We are not telling you to bring your tree to the point of death, but we are telling you to stress it. Many plants, (and some human beings) perform best under a little stress. In bonsai, stress is used to obtain a specific result. Flowering plants, for example, are often allowed to become a little pot bound. The resulting stress cause the plant to attempt to propagate itself by producing first flowers then fruit followed by seed. We often defoliate maples and hornbeams. The defoliation activity stresses the tree into believing it needs to respond to a new “springtime.” Air layers are produced by choking sap flow to a particular branch and then providing a new environment into which the plant can grow new roots. So go ahead and stress your black pine, but understand what you are doing and how far you can stress the tree in order to make it respond in the way you wish it to.
What follows is the needle reduction technique used here at the Bonsai Learning Center in Charlotte, North Carolina. Depending upon the growing conditions in your area, the times described below may vary slightly. Also understand that this is a protocol which works for us. It is by no means the only method universally used for the reduction of needles on black pines. There are many variations on this protocol… BUT they are all doing exactly the same thing: (i.e. – removing needles from a black pine in a calculated way and within a calculated time frame which will cause the tree to produce new secondary buds (candles) which will be more numerous, shorter in length and back further on the branch.) Use our protocol… or another protocol… or develop your own. But above all, listen to what the tree has to say, do what needs to be done and observe and learn from what you do. Knowledge, as the saying goes, is power!
Remember that black pine reduction techniques CAN NOT be used on other species of pines. Because black pines are such vigorous growers, they will respond as anticipated. The same technique used on another kind of two needle pine, which is not as vigorous, may result in a dead tree.
Make sure the black pine you are working on is healthy and vigorous. If it is not in good health, do not attempt the procedure. Likewise, if the tree has been freshly transplanted, do not attempt the procedure for at least one year. Because of the stress placed on the tree, we recommend that this procedures only be done every other year, giving the tree a year off to regain its strength. In alternate years, the general candle and needle control techniques used for all pine bonsai can be applied to your black pine.
NEEDLE REDUCTION PROTOCOL
First Year/Late fall or winter – Go through the pine and eliminate all large center buds. Do this over the entire tree after it has gone dormant so that it does not have a chance to set new buds in the same year.
Second Year/Springtime: Allow the remaining candles to elongate and grow.
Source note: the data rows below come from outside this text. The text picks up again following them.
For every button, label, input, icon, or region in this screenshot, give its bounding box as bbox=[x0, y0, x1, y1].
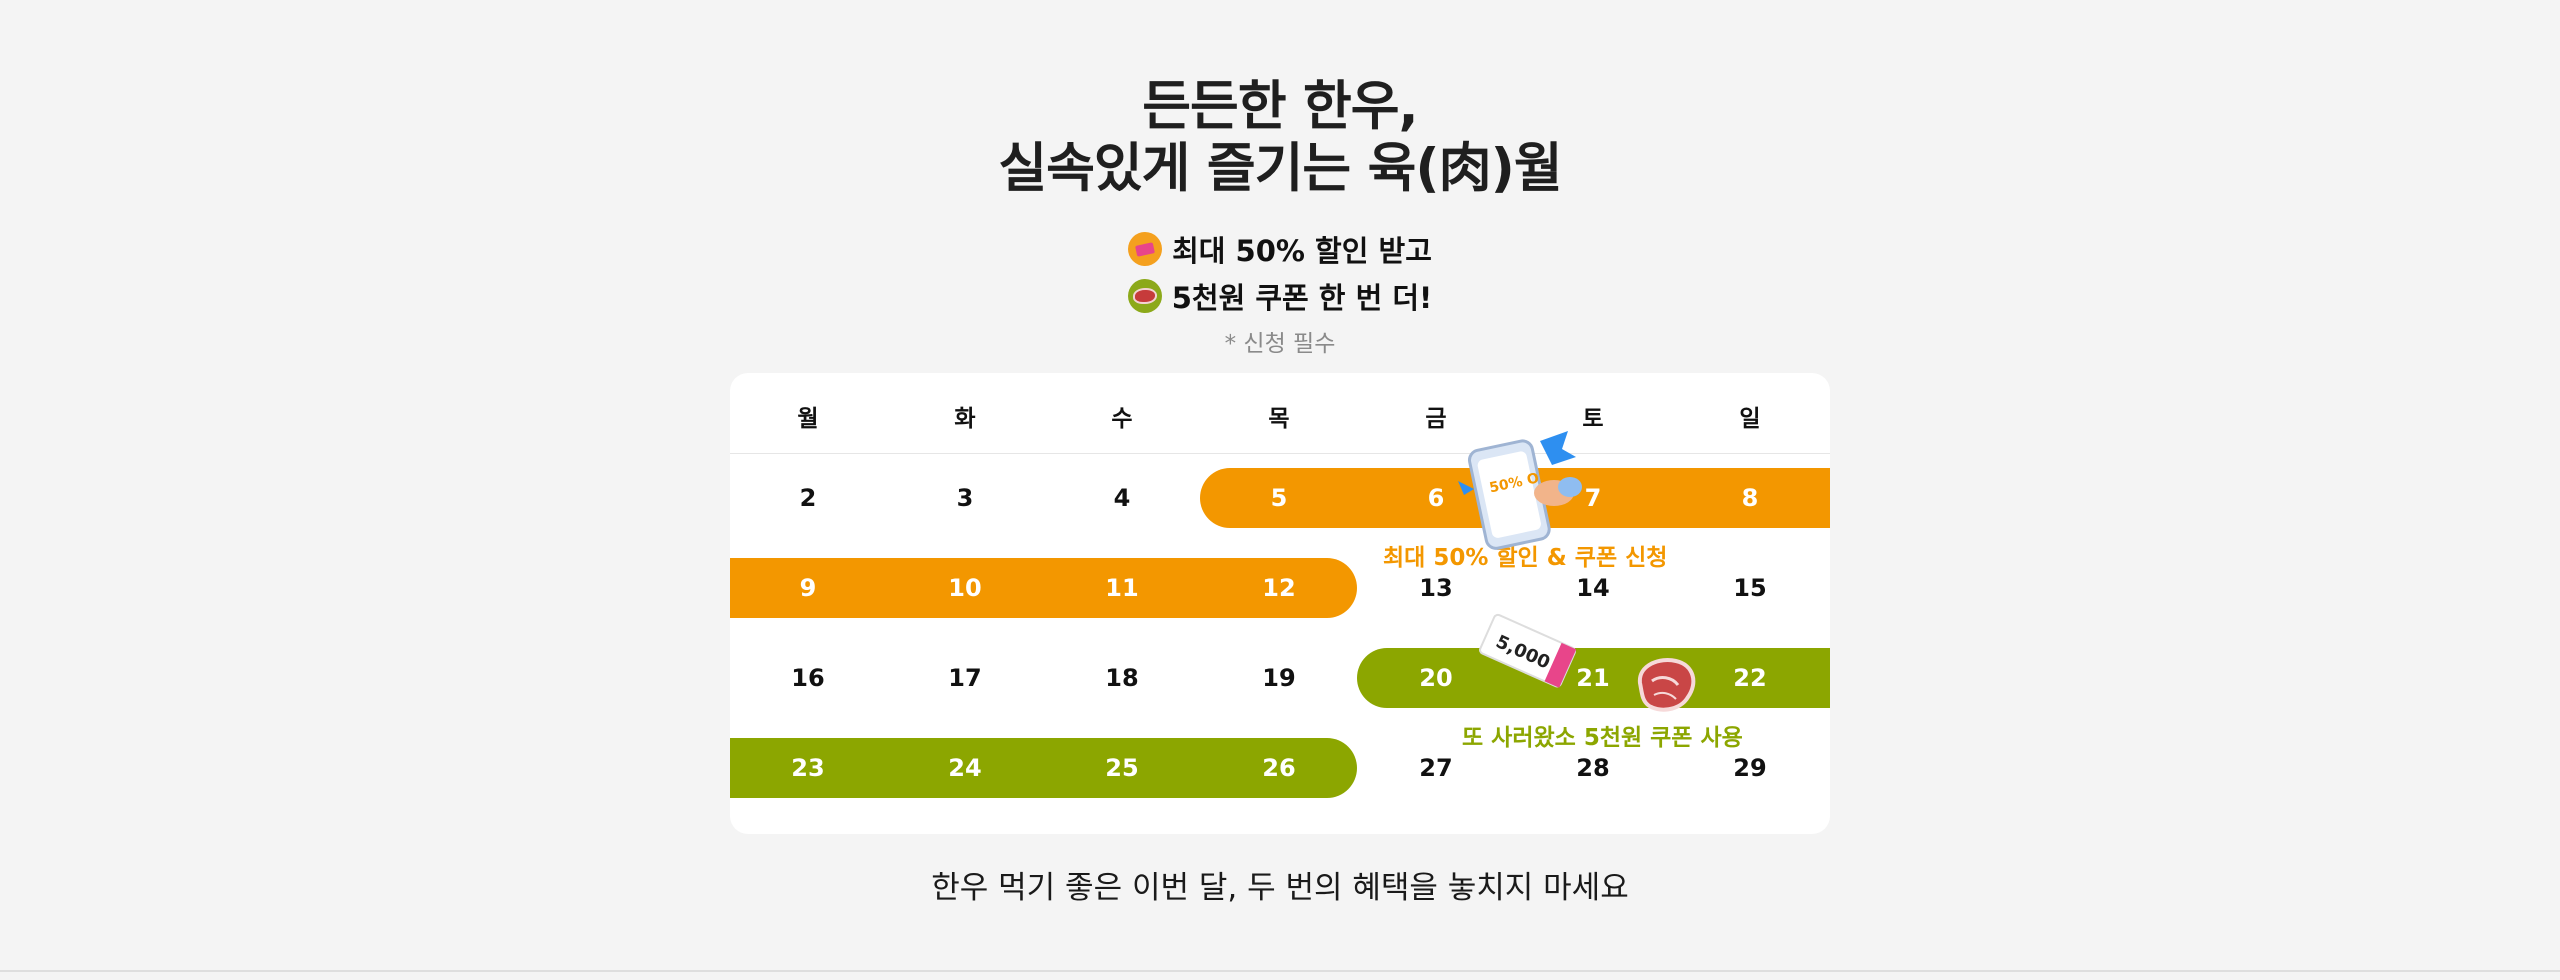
discount-period-band-continued bbox=[730, 558, 1357, 618]
discount-period-caption: 최대 50% 할인 & 쿠폰 신청 bbox=[1383, 545, 1668, 571]
weekday-wed: 수 bbox=[1111, 406, 1133, 432]
calendar-day: 18 bbox=[1105, 664, 1139, 692]
page-title: 든든한 한우, 실속있게 즐기는 육(肉)월 bbox=[0, 76, 2560, 200]
calendar-day-highlighted: 20 bbox=[1419, 664, 1453, 692]
weekday-sat: 토 bbox=[1582, 406, 1604, 432]
weekday-fri: 금 bbox=[1425, 406, 1447, 432]
application-required-note: * 신청 필수 bbox=[1224, 331, 1336, 357]
calendar-day-highlighted: 7 bbox=[1584, 484, 1602, 512]
hanwoo-meat-icon bbox=[1637, 658, 1696, 712]
calendar-day-highlighted: 8 bbox=[1741, 484, 1759, 512]
benefit-discount-text: 최대 50% 할인 받고 bbox=[1172, 234, 1432, 268]
calendar-day-highlighted: 5 bbox=[1270, 484, 1288, 512]
coupon-period-band bbox=[1357, 648, 1830, 708]
title-line-2: 실속있게 즐기는 육(肉)월 bbox=[998, 138, 1562, 199]
benefit-coupon-text: 5천원 쿠폰 한 번 더! bbox=[1171, 281, 1433, 315]
calendar-day-highlighted: 23 bbox=[791, 754, 825, 782]
title-line-1: 든든한 한우, bbox=[1142, 76, 1418, 137]
calendar-day: 28 bbox=[1576, 754, 1610, 782]
phone-coupon-icon: 50% OFF bbox=[1458, 431, 1582, 550]
calendar-day-highlighted: 25 bbox=[1105, 754, 1139, 782]
weekday-mon: 월 bbox=[797, 406, 819, 432]
calendar-day: 17 bbox=[948, 664, 982, 692]
calendar-day-highlighted: 26 bbox=[1262, 754, 1296, 782]
benefit-coupon: 5천원 쿠폰 한 번 더! bbox=[0, 275, 2560, 317]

Feed the tree with a high nitrogen fertilizer.
Second Year/June 1 – Go through the entire plant and cut off ALL of the new growth (green elongated candles). Yes, we know it sounds insane… do it anyway.
June /First week – Remove needles from the lower third of the tree leaving only about 8 to 10 needles on each branch. Do nothing to the remainder of the plant.
June /Second week – Remove needles from the middle third of the tree leaving only about 5 to 8 needles on each branch. Do nothing to the remainder of the plant.
June /Third week – Remove needles from the top third of the tree leaving only about 3 to 5 needles on each branch. Air and light are the keys to getting the pine to produce new buds. Since pines are apically dominant (strongest growth to the top), our needle reduction technique begins at the bottom of the tree and leaves a few more needles to draw energy down the branch than it does at top. This gives the bottom and middle branches a head start on the upper branches. Keep the plant in full strong sunshine and continue to feed with a high nitrogen fertilizer. An abundant crop of new buds should be visible before the middle or end of July.
Late summer/early fall – As the new buds develop, elongate and harden off, the older and longer needles which were left on in June may be eliminated.
Removing Needles: We recommend a good pair of pine tweezers. Grip the needle bundle near the base and pull off in the direction of growth (outward from the branch). It is OK to leave the needle sheath on the branch. Needles may also be cut back to the sheath as well.